Ольга вышла из ступора и закрыла рот.
— Внешне люди. Две руки, две ноги, а как будто инопланетяне. Да? — произнесла она изумленно.
— Ага-а, — ответила я.
Возле нас села заплаканная женщина. У нее было чудесное парчовое платье до пят, подчеркивающее её прекрасную фигуру. Тонкая талия притягивала взгляд. Движения были мягкими, утонченными. Все это не совсем клеилось с ее заплаканным не очень молодым и не очень симпатичным лицом. Женщина вертела в руках телефон. Он был поломан. К ней подошла другая филиппинка, присела возле нее, стала расспрашивать. Женщина заговорила невероятно высоким, как будто компьютерным, голосом. Она еще была взволнована и много жестикулировала, поэтому несложно было догадаться, что какой-то человек ударил ее по лицу, сломал её мобильник и толкнул с такой силой, что она упала. Мы с Ольгой, замерев, в ужасе смотрели друг на дружку.

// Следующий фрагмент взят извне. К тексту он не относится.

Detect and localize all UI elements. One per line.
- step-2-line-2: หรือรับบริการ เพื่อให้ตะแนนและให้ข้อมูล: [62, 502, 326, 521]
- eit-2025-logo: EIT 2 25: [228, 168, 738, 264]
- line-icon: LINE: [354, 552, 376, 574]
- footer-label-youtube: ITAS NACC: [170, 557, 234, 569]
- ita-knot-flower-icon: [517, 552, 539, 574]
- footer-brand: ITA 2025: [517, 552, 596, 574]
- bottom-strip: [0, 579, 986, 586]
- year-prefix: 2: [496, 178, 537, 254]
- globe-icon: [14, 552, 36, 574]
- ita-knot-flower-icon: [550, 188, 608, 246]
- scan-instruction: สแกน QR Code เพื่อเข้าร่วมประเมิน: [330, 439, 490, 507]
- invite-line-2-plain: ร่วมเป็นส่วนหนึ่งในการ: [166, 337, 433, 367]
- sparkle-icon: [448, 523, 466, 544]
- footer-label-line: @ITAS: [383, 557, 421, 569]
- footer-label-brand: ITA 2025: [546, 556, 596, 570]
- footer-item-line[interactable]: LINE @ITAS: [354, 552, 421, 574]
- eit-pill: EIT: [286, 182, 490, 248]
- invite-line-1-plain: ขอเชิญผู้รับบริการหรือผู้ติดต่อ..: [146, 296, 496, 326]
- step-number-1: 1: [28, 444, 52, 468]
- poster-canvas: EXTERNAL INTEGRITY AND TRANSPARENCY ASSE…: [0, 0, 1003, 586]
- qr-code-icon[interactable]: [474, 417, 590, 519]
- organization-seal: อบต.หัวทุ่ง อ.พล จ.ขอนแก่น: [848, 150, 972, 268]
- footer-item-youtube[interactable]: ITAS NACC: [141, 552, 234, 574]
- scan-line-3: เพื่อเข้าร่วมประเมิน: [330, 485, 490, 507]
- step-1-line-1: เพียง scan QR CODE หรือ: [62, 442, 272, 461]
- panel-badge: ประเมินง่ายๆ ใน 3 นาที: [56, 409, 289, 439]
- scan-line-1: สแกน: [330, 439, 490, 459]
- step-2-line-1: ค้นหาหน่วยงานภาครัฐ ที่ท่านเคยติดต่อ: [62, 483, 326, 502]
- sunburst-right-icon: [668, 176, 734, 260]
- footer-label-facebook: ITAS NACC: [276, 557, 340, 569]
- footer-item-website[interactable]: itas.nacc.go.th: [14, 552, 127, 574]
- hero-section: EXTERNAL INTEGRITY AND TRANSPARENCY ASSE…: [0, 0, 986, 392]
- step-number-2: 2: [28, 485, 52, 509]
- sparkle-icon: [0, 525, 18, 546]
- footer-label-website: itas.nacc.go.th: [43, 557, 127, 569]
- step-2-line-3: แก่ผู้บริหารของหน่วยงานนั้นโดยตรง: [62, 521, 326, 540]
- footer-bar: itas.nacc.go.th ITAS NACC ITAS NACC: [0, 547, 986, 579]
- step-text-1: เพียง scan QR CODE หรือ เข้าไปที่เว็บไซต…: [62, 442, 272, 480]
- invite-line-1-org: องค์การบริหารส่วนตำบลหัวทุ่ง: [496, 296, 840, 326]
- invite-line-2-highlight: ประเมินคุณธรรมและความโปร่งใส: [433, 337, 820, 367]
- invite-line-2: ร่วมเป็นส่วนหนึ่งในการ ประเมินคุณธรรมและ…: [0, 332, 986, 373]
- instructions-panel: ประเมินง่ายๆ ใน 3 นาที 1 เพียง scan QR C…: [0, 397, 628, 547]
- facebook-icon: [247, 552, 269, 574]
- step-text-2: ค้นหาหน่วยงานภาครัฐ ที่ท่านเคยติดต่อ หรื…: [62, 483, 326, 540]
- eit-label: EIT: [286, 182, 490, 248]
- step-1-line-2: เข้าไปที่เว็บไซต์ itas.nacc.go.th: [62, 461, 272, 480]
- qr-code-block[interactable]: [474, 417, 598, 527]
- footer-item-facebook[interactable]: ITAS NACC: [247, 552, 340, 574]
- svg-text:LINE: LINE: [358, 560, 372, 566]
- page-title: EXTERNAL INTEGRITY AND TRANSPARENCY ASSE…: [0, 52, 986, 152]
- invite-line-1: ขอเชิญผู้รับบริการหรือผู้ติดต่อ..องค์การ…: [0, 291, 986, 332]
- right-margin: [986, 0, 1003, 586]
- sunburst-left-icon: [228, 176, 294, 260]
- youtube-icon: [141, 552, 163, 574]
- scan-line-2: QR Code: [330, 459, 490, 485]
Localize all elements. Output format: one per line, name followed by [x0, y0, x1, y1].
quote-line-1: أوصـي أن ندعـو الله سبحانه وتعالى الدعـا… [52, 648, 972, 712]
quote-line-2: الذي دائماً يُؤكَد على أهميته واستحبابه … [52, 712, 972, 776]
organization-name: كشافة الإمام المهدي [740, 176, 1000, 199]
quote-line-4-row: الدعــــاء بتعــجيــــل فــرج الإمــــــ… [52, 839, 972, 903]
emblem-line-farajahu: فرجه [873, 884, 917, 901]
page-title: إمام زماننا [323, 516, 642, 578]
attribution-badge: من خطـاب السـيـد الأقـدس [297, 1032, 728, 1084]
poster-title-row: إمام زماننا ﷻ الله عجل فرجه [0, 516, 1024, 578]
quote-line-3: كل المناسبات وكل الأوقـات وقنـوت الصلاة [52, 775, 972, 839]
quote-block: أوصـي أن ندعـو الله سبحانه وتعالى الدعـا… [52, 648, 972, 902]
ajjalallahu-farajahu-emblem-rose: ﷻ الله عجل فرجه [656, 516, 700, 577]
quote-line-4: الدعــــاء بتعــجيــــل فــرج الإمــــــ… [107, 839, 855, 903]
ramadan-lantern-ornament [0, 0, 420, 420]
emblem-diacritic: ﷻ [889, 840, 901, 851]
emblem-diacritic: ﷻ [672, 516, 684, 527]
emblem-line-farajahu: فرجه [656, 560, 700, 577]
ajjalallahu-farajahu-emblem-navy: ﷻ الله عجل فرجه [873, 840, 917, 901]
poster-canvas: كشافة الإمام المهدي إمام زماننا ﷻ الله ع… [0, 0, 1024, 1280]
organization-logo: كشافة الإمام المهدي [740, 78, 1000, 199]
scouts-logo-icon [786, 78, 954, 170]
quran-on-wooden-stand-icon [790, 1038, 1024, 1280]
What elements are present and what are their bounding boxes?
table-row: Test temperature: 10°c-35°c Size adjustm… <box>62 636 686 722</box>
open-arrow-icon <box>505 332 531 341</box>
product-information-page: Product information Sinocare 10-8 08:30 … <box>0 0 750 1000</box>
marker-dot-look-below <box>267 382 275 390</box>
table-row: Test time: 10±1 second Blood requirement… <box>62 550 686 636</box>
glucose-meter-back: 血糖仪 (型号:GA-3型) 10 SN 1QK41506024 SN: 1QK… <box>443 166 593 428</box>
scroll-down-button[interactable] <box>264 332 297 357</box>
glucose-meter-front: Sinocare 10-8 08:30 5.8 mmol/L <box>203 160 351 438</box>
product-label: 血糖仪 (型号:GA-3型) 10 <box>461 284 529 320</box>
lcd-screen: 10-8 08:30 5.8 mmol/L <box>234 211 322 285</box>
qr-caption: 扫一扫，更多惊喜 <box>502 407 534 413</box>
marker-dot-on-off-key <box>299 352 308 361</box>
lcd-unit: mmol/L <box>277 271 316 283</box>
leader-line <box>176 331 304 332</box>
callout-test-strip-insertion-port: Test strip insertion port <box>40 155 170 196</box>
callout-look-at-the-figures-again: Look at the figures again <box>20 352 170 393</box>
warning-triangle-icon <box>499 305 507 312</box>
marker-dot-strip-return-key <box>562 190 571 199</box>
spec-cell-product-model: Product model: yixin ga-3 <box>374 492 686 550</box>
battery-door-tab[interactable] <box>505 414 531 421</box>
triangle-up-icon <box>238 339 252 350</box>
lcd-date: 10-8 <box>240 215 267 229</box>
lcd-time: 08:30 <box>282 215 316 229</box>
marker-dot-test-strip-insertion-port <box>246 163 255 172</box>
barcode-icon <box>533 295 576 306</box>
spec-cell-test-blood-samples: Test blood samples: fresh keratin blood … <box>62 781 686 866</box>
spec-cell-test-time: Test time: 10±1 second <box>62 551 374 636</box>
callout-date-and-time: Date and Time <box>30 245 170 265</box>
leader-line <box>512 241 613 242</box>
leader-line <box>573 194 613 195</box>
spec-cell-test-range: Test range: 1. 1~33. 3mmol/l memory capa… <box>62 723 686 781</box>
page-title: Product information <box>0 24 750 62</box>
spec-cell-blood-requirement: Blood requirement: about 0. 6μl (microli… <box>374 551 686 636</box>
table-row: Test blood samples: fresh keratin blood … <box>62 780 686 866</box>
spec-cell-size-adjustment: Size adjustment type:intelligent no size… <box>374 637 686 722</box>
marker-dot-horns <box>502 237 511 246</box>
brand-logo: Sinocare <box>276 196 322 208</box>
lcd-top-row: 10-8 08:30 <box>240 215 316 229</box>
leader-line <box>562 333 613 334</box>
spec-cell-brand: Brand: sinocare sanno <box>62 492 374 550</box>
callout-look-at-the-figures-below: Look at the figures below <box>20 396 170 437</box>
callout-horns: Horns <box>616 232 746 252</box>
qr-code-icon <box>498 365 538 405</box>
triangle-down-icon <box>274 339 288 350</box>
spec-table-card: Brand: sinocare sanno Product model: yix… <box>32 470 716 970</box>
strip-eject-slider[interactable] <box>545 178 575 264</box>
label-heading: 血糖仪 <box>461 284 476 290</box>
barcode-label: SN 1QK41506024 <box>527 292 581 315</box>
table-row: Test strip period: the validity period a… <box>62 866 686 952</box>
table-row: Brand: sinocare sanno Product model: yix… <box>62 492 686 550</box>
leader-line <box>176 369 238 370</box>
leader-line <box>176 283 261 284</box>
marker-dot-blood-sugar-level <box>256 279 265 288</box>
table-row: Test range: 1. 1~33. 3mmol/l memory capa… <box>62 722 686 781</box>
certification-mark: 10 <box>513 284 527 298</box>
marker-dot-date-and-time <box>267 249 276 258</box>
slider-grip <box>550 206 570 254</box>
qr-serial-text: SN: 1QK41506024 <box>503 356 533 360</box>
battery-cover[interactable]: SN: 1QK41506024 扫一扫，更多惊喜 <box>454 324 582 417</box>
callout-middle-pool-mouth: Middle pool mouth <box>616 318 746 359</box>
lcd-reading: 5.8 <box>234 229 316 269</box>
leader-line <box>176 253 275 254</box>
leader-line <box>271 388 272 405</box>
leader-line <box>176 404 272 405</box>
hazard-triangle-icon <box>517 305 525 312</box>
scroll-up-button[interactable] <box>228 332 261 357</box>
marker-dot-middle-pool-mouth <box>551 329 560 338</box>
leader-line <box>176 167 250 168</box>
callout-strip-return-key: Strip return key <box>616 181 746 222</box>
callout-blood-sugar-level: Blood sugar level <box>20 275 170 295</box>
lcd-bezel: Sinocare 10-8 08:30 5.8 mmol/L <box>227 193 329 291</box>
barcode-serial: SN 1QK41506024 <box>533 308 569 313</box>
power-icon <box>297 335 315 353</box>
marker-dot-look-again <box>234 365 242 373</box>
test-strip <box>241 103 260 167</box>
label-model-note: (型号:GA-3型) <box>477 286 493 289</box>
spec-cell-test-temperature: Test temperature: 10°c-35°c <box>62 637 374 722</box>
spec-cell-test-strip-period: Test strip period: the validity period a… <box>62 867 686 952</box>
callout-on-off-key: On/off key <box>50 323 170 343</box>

— Господи, что же делать, Оля? — произнесла я с мольбой, — Неужели пути назад нет?
— Есть. Если припрёт, пойдем в российское консульство. Но еще ничего не случилось, — жёстко сказала она, чтобы не впадать в панику и беспочвенную жалость к себе.
Какой-то человек из зала пригласил нас к столу. С этим мужчиной уже сидели две девушки. Они сдержанно улыбнулись нам. Сам же гость делал вид, что вообще нас не видит. Упорно обходил нас взглядом. Я чувствовала, как дрожат мои коленки, и изо всех сил пыталась напрячься, чтобы скрыть эту дрожь. Но от напряжения трясло еще больше. Ольга, бледная и отрешённая, смотрела куда-то в потолок. Мы встретились с ней взглядами и вдруг разразились безумным смехом. Гость разочарованно покачал головой. Чередой у меня перед глазами промчались очень четкие картинки. Как я сажусь к клиенту, и он хлопает меня по коленке, а я начинаю фальшиво хохотать. Как я делаю ему коктейль виски со льдом и с подобострастной улыбкой пододвигаю ему стакан. Как он собирается закурить, и я подношу ему зажигалку. Как я топчусь у туалета в ожидании гостя и с лицемерной заискивающей улыбкой подаю ему полотенце. Вдруг я почувствовала, что мой истеричный хохот вот-вот может перерасти в рыдания, и резко замолчала.
— Слушай, а зачем этот человек позвал нас к себе за столик, если теперь сидит с такой мордой, будто делает нам одолжение, — сказала Ольга, всё ещё нервно похахатывая.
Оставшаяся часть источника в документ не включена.